Weather statistics for Miami says June-August the average daily high is 31-32°C (87.8-89.6°F), average daily low 24-25°C (75.2-77°F). But some days were above 95°F (35°C). And it's just as humid in Miami as any Gulf state. In the summer it often rained just about quitting time; the question was whether rain would stop before it was time to go home. Rain was so hard you couldn't see the next building across the street downtown, it was solid grey. I enjoyed warm sunny days. Often walked to the downtown mall on Saturdays. Went to South Beach occasionally. This article claims humans cannot survive 35°C with high humidity. I did, and enjoyed it.
The article also claims "Over the course of human evolution, Earth hasn't seen that kind of prolonged, oppressive heat and humidity before." Again I have to call Bull Shit. The genus Homo started with Australopithecus, oldest skeletons dated 3 million years ago. There have been several ice ages and several interglacial periods over that time, every 100,000 years. The height of each interglacial period is warmer than today. The last major ice age began 2.6 million years ago, we are in the Holocene interglacial period.
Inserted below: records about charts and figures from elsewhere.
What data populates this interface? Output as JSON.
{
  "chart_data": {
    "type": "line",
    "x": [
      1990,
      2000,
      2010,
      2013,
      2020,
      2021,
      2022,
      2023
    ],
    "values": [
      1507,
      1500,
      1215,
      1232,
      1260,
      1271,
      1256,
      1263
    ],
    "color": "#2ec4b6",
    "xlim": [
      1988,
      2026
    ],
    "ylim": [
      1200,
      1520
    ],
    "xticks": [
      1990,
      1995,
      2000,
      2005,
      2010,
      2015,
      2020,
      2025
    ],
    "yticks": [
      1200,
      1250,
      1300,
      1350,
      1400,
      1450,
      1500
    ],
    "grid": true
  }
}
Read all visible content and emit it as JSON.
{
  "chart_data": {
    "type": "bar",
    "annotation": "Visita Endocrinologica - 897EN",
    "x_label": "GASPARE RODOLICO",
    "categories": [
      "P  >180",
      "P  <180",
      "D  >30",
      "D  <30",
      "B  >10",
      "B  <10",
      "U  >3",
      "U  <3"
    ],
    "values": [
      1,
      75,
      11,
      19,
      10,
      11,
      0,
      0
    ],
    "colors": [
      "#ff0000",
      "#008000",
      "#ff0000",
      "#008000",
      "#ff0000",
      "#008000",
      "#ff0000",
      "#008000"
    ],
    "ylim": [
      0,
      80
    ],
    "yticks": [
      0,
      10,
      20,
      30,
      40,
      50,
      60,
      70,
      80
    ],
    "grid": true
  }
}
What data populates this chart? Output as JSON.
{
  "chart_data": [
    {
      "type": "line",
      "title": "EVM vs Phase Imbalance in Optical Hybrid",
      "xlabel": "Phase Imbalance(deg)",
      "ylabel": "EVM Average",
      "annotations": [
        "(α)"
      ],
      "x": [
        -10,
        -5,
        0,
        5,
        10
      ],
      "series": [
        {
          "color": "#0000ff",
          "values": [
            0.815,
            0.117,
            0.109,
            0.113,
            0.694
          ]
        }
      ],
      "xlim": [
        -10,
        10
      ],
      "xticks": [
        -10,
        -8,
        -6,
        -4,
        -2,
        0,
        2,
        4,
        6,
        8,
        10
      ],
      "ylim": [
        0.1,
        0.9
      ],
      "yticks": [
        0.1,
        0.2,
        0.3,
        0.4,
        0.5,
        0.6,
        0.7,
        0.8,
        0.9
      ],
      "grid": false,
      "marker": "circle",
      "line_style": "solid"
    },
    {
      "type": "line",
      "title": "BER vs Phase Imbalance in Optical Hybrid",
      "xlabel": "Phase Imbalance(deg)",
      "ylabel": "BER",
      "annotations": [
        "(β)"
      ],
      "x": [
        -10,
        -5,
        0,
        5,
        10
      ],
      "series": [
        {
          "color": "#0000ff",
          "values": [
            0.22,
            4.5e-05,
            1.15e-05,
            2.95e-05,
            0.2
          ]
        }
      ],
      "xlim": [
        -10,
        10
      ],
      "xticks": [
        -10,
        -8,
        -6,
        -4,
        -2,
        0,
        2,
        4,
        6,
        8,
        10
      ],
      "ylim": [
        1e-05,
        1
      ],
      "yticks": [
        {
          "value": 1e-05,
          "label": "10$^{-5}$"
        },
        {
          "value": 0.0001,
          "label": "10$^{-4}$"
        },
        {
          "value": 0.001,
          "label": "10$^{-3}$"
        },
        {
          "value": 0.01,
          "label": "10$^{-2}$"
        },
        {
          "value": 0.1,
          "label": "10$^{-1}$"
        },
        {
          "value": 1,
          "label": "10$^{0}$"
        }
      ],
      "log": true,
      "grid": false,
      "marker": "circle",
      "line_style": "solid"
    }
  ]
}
If you only count major ice ages, then Australopithecus did live during the last major interglacial, and it was warmer than today. In fact, during a major interglacial, the northern polar ice cap completely melts every summer, the Sahara Desert grows to a maximum larger than today, and Antarctica develops a taiga forest like Alaska, Yukon, or Northwest Territory today. Technically, our planet still isn't fully out of the last ice age because the Greenland, Arctic, and Antarctic ice sheets still exist.
Humans have adapted to live in every environment on this planet. Our ancestors lived in the Siberia during the ice age, with stone tools. Paleontologists found when modern humans migrated out of Africa, they moved to Europe and Siberia. They actually migrated to Siberia at the
beginning of the last minor ice age, which started about 130,000 years ago. When the last minor ice age ended, Siberia became wet, carrots and other plants died out in favour of woody plants and grass, mammoth, woolly rhinoceros, and giant horses died out. Humans probably hunted the last to extinction. Reindeer and caribou thrived, because they eat woody plants. But with big game gone, humans migrated from Siberia to China. I find it amazing they moved
to Siberia at the
beginning of the ice age, and moved out at the end. During that time, humans evolved, they adapted to the climate. And some people wonder why they evolved flat faces, small noses, and eyelids that fold at the eyelash rather than top of eyeball, and fat in the eyelid. That's to keep the eyes warm in Siberia in winter during the ice age.

We also adapted to live in arid areas of Africa. In the Sahel (edge of the Sahara), and right in the Sahara desert itself. Polynesian people spread across islands of the Pacific. All without air conditioning. We'll adapt.